All but one of their children went to religious residential schools, and to his credit, Wente admits that knowing the value they placed on education, his great-grandparents would have probably chosen to send their children even if they hadn’t been required by law. Wente’s grandmother told him about the instances of cruel disciplining methods meted out by the nuns but also told him that being taught English had served her well. “Whether she was spared other abuses or simply chose to shelter me from the knowledge of them, I don’t know,” editorializes Wente.
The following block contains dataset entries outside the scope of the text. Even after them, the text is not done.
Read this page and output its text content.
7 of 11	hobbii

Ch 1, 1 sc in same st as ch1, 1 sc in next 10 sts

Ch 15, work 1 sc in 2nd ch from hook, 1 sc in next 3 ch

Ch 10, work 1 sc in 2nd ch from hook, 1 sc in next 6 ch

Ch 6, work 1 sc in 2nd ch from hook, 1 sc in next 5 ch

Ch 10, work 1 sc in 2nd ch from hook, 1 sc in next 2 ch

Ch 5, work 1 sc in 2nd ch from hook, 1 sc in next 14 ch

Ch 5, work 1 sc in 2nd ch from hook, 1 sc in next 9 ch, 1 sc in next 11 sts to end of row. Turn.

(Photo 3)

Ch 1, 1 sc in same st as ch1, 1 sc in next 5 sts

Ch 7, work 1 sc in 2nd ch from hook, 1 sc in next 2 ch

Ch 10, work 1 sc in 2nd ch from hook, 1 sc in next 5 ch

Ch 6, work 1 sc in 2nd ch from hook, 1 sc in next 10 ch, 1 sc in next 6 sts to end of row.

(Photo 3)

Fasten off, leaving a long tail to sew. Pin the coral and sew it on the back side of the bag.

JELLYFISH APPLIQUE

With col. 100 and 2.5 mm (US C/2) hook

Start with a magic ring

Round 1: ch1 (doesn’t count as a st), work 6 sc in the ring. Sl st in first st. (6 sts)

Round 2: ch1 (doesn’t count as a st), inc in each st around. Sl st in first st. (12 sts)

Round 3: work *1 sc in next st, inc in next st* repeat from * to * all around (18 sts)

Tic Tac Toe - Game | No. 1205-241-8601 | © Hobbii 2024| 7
Upon graduation, she decided not to return to her home town and move to Toronto. (It’s because every desire to speak Ojibwe was beaten out of her that Serpent River no longer felt like home, writes Wente, denying his grandmother any possibility of autonomous decision-making.) She stopped identifying as Indigenous when she was outside Serpent River, sometimes claiming to be Italian, and that is, says Wente, so she would avoid ridicule and state interference (not because she wanted to try a different kind of life—again, no autonomy). In Toronto she met his grandfather, a WASP veteran just back from the war. She worked as a domestic and cleaner, he drove a truck and together they raised their three kids in the Beaches. Eventually she was hired as a hostess at elite Albany Club, where she stayed for three decades. This is the book that I want to read: a book about Norma Meawasige’s life. But JW is the last person who should undertake it—can you imagine the self-aggrandizing and the editorializing—so it’s just as well that he didn’t even try.
Instead, the book we have is the saga of JW, the story of one man heroically fighting imagined slights and minor inconveniences on his way to some of the most powerful positions in the country.